The Justice press release did not provide any insight as to how the scheme was uncovered. It is likely however that investigations were initiated based on information from the clients that the two had defrauded.




Monday, September 17, 2018

AFCE's 2018 Report on Fraud

Frequent disclosures of fraud, waste, and abuse in Federal Government contracting tend to make headlines but certainly those nefarious activities are not limited to the Federal Government. States, municipalities, counties, and essentially every organization with fiduciary responsibility for public funds have their share of scandals. While such scandals might make a local news site, they rarely rise to the level of national interest. What makes a better story, the Air Force ordering two refrigerators for Air Force One for $24 million (since cancelled) or a city manager in Topeka taking an unauthorized trip to Wichita or a contractor in Twin Falls being the victim of embezzlement.

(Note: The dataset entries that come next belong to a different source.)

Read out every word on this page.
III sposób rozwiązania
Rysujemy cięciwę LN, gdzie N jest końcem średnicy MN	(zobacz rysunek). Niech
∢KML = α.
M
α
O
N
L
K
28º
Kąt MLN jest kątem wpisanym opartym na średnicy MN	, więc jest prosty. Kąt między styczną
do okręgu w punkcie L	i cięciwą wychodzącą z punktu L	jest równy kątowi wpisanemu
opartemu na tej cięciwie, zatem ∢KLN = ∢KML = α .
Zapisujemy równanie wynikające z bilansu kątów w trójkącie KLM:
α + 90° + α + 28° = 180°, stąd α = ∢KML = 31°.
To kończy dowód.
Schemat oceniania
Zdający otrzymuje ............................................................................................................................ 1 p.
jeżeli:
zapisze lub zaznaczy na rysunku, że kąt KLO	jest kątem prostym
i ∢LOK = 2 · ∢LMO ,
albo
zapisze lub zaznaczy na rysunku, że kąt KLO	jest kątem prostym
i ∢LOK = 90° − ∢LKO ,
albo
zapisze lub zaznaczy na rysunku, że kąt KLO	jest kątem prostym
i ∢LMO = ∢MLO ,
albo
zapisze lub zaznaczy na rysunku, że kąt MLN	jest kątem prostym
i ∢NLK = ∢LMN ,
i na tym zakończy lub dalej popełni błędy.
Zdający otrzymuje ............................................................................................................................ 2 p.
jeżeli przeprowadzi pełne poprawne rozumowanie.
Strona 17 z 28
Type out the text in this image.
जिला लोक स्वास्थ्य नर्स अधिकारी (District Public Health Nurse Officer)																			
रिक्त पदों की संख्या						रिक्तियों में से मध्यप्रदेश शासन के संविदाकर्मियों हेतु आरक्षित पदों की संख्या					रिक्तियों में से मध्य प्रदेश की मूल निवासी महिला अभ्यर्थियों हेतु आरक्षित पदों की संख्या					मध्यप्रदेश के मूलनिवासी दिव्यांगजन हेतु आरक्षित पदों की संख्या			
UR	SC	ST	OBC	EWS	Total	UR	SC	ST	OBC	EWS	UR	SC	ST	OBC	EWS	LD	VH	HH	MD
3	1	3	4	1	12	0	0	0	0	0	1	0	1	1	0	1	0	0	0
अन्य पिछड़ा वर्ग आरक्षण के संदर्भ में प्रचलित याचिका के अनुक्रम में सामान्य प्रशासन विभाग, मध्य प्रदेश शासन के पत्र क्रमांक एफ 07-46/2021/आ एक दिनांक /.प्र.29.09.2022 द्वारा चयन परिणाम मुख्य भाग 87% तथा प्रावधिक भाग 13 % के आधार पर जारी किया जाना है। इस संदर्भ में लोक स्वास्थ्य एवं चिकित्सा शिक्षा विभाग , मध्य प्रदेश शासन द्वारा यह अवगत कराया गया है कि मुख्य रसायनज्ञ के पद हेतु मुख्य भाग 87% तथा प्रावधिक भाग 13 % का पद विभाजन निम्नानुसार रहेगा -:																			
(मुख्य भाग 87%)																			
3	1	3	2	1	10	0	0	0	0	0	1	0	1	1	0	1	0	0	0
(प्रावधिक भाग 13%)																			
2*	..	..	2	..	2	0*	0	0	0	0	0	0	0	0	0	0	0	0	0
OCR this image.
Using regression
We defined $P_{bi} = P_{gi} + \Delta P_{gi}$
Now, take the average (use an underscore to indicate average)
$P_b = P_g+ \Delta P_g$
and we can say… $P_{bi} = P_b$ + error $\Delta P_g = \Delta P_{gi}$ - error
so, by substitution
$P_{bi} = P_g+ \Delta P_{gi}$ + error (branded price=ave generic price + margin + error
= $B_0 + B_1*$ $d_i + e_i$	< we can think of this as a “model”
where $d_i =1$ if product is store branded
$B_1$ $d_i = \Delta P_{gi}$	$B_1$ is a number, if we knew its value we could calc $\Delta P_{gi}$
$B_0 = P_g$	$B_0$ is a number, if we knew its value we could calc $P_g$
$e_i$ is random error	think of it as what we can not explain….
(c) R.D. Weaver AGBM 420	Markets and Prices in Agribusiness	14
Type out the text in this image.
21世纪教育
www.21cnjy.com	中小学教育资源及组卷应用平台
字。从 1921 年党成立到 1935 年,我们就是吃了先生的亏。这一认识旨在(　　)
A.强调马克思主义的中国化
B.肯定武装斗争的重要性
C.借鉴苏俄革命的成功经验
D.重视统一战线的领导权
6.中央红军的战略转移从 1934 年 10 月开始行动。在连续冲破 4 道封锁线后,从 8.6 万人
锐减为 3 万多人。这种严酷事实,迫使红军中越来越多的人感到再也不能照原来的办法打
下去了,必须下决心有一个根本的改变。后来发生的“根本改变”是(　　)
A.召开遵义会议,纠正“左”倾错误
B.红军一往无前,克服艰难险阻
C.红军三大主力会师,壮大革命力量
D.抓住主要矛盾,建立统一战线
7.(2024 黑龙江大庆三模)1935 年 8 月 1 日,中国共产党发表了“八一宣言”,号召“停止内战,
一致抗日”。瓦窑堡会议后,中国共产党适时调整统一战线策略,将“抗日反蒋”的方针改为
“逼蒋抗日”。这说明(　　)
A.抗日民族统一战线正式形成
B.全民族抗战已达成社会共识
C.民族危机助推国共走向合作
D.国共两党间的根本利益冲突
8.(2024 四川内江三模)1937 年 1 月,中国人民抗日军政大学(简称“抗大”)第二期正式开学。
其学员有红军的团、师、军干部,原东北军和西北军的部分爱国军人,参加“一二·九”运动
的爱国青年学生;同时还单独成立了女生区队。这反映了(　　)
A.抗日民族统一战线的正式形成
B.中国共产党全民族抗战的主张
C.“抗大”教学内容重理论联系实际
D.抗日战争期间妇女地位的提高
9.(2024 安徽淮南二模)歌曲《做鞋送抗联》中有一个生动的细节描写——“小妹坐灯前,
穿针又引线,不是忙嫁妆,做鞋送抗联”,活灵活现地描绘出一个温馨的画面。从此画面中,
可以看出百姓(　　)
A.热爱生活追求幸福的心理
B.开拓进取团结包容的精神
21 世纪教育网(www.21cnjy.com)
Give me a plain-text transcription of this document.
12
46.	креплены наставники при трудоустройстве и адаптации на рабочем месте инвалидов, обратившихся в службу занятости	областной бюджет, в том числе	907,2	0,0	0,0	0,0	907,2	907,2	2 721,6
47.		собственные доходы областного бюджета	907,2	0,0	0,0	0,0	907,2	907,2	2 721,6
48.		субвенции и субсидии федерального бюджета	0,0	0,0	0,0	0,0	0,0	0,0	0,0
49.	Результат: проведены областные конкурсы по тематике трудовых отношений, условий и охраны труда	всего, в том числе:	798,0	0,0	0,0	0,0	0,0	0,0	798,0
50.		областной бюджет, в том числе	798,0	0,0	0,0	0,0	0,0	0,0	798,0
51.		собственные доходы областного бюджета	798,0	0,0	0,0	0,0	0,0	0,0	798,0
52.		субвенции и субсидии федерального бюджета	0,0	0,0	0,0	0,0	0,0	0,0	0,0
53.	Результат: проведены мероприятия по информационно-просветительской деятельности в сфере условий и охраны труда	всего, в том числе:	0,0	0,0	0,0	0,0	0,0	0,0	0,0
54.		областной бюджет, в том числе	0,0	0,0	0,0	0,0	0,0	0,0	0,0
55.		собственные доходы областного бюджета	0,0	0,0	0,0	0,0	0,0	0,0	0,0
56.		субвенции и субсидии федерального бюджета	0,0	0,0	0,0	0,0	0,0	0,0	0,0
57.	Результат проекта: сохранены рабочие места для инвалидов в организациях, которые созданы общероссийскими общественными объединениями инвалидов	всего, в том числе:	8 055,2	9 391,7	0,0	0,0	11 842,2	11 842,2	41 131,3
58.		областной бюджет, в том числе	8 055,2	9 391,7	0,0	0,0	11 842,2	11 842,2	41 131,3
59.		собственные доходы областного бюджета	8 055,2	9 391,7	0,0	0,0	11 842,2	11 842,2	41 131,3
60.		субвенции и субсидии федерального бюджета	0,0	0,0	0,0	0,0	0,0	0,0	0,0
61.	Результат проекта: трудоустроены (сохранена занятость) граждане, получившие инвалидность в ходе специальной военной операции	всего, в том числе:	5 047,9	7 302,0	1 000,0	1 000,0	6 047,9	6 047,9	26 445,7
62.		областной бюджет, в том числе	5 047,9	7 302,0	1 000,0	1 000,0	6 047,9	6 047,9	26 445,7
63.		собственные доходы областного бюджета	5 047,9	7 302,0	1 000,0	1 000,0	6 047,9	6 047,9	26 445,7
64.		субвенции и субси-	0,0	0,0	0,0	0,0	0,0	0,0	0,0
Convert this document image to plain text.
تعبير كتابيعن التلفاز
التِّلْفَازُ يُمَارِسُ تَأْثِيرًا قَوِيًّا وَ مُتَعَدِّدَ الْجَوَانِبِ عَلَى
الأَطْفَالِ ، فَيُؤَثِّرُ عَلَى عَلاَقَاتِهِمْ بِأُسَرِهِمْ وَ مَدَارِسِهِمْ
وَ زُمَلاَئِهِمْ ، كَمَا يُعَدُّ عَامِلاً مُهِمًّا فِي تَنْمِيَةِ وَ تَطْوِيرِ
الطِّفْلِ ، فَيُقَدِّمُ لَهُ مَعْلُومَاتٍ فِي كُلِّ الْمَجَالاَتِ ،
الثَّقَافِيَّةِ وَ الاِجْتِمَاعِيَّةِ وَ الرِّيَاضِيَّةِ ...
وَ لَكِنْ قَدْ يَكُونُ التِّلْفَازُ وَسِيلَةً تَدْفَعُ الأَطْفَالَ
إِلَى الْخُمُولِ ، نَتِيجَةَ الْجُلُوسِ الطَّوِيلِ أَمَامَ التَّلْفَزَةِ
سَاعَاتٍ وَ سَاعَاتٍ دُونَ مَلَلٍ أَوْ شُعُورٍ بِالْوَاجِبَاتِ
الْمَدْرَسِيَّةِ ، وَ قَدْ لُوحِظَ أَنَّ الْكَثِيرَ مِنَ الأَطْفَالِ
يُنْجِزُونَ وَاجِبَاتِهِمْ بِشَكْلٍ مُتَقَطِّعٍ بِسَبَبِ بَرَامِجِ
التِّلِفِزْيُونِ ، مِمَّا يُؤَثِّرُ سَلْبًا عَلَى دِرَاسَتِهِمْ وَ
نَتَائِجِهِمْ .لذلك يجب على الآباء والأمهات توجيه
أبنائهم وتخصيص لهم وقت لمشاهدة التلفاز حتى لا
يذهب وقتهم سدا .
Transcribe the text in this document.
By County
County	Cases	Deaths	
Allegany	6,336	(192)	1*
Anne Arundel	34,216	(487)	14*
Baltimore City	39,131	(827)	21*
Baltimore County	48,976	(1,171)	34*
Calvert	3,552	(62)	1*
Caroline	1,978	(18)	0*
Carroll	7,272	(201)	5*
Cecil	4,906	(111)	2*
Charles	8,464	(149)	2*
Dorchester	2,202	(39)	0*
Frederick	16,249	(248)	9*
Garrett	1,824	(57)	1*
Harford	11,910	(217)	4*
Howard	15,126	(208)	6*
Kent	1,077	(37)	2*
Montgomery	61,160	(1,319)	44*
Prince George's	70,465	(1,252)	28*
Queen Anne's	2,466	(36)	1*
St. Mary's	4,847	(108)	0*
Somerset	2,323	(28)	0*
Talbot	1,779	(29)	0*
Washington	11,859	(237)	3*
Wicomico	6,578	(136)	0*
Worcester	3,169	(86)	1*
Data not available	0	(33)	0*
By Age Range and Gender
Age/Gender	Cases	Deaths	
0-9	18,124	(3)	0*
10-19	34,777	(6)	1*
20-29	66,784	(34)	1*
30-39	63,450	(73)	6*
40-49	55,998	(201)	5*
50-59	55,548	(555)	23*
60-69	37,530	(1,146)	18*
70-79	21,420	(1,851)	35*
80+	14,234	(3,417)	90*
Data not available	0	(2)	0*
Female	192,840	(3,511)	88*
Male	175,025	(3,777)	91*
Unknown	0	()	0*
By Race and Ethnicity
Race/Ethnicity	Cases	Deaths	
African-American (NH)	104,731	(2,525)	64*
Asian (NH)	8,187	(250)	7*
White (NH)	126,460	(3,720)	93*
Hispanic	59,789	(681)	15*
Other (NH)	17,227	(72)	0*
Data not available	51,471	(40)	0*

The ACFE (Association of Certified Fraud Examiners) periodically publishes an analysis of occupational fraud. Its not comprehensive because it is based on information that comes from its members who were involved in the investigations of the cases. Even with this limited population, the 2018 report covers nearly 2,700 investigations conducted between January 2016 and October 2017. Here are some highlights.

  • 40 percent of corruption cases were detected b y a tip. For organizations with a hotline, 46 percent of cases were detected by a tip. For those without a hotline, only 30 percent came from tips. Organizations must make a point of establishing mechanisms that encourage employees to come forward. Hotlines and guaranteed anonymity are good starting points.
  • Internal control weaknesses were responsible for nearly half of frauds. Now you Government contractors understand the Government's emphasis on strong internal controls.
  • Median losses are far greater when fraudsters collude.
  • Small businesses lost almost twice as much per scheme to fraud than large businesses ($104 thousand per scheme for large businesses vs $200 thousand per scheme for small businesses. This is not surprising as small business have fewer resources to invest in internal controls.
  • 85 percent of fraudsters displayed at least one behavioral red flag of fraud.
  • A majority of the victims recovered nothing.
  • Only four percent of perpetrators had a prior fraud conviction.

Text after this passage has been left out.